Diese Basisfunktionen sind kostenlos. Monatliche Lizenzgebühren fallen bei erweiterten Funktionen an. Alle Meldungen werden nach abschließender Bewertung vom Hersteller an die Europäische Arzneimittelbehörde (EMA) weitergeleitet und in einer zentralen Datenbank gespeichert.
Es überrascht, dass nebenwirkungen.de als privatwirtschaftliche Firma thematisch einen ähnlichen Bereich abdeckt, wie es das BfArM und das PEI als Behörden tun. Wo ist das Plus der neuen Website? Den Gründern zufolge hat das etablierte Verfahren der Behörden mehrere Nachteile: Es sei kaum bekannt und für Health Professionals zu aufwändig. Melden sich Patienten mit dem Verdacht auf Nebenwirkungen bei ihrem Arzt, ändere er einfach die Medikation. Zeit, Meldungen dazu zu verfassen, hat er nur selten. Bei nebenwirkungen.de werde der Patient selbst aktiv. Sein Arzt oder Apotheker könne sich bei Bedarf mit geringem Zeitaufwand einklinken.
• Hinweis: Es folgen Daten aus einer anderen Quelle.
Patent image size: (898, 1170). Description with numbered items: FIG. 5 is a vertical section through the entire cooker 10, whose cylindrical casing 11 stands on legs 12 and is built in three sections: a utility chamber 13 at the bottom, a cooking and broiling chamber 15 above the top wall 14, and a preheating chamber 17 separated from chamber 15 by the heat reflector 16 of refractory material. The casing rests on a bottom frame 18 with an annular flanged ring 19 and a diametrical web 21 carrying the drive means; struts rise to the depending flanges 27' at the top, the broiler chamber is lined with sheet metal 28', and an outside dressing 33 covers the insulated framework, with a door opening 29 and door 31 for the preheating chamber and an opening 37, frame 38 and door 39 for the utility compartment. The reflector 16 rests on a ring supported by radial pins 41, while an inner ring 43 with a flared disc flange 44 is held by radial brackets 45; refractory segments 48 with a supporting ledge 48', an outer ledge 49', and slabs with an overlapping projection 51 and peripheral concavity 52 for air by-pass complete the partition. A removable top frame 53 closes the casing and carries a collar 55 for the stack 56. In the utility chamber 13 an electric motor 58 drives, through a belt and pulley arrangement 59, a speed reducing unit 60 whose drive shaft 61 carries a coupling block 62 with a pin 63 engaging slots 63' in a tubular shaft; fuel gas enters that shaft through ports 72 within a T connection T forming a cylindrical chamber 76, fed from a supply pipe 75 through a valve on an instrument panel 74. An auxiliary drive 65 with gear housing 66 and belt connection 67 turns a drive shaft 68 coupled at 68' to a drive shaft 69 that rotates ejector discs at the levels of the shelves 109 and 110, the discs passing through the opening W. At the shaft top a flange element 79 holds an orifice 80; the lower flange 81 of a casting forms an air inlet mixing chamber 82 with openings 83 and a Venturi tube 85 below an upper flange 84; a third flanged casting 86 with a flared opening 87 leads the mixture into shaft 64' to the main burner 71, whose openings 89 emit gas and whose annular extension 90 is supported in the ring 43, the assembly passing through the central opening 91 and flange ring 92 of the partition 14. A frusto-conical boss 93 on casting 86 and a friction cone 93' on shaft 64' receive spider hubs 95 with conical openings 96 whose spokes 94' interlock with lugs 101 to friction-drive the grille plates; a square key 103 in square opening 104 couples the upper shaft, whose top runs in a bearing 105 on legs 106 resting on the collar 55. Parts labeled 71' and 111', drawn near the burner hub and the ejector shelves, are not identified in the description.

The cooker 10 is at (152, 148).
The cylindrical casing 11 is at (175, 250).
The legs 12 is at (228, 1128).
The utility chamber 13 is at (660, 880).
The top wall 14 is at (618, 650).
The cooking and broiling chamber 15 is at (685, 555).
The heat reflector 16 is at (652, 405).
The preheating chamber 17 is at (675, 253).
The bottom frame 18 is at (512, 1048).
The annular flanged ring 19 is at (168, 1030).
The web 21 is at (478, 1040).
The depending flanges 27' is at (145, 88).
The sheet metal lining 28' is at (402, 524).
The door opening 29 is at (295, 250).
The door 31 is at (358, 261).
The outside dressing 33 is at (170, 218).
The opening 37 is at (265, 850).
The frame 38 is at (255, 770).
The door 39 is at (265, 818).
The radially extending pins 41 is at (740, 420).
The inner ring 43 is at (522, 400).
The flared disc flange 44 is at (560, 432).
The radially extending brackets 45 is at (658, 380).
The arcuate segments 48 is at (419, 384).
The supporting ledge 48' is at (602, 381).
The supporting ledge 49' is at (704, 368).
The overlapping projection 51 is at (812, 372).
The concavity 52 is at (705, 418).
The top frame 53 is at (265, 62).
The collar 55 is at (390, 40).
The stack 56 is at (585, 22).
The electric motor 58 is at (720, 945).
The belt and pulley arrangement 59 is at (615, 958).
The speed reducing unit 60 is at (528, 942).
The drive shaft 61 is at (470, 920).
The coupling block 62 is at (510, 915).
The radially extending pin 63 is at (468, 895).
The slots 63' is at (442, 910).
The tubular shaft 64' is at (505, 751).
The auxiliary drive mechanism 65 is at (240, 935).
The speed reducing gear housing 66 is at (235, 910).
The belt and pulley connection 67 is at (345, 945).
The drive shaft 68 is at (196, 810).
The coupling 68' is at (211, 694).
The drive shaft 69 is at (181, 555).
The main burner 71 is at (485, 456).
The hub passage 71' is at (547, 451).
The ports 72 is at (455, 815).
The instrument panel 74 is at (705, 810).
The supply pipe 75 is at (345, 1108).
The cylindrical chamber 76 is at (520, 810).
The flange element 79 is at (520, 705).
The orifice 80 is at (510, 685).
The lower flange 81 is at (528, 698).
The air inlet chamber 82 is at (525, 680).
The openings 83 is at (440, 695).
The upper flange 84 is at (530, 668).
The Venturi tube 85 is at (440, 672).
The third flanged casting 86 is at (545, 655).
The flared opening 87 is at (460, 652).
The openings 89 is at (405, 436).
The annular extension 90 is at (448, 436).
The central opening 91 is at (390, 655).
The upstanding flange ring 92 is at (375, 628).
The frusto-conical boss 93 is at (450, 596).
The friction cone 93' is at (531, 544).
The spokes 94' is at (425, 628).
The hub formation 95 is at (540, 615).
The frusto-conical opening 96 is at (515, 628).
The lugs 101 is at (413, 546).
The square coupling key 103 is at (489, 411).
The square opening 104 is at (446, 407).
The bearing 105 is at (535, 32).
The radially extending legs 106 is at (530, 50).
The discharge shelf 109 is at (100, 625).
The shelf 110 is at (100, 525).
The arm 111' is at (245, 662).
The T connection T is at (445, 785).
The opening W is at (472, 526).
Die Arzneimittelkommission der deutschen Ärzteschaft (AkdÄ) sieht solche Angebote kritisch. In einer Stellungnahme schreibt sie, es existiere schon lange „ein gesetzlich etabliertes und wirksames System, um Nebenwirkungen zu erfassen und Maßnahmen zur Risikominderung einzuleiten.“ Die Verarbeitung von sensiblen medizinischen Daten einzelner Patienten im Zusammenhang mit der Arzneimittelsicherheit durch ein gewinnorientiertes Unternehmen werde abgelehnt. „Während die Aktivitäten pharmazeutischer Unternehmen in der Arzneimittelsicherheit z. B. durch Auditierungen von Behörden überprüft werden, ist eine staatliche Kontrolle für Unternehmen, die Nebenwirkungsmeldungen weitervermitteln, im Arzneimittelgesetz nicht geregelt.“
Unklar bleibe auch, welche zusätzlichen Kosten für die öffentliche Gesundheit entstünden, falls private Unternehmen Nebenwirkungsmeldungen innerhalb des bestehenden Systems weitervermittelten.
Ob das Portal langfristig mehr Erfolg hat als etablierte Wege der Meldung, wird sich zeigen.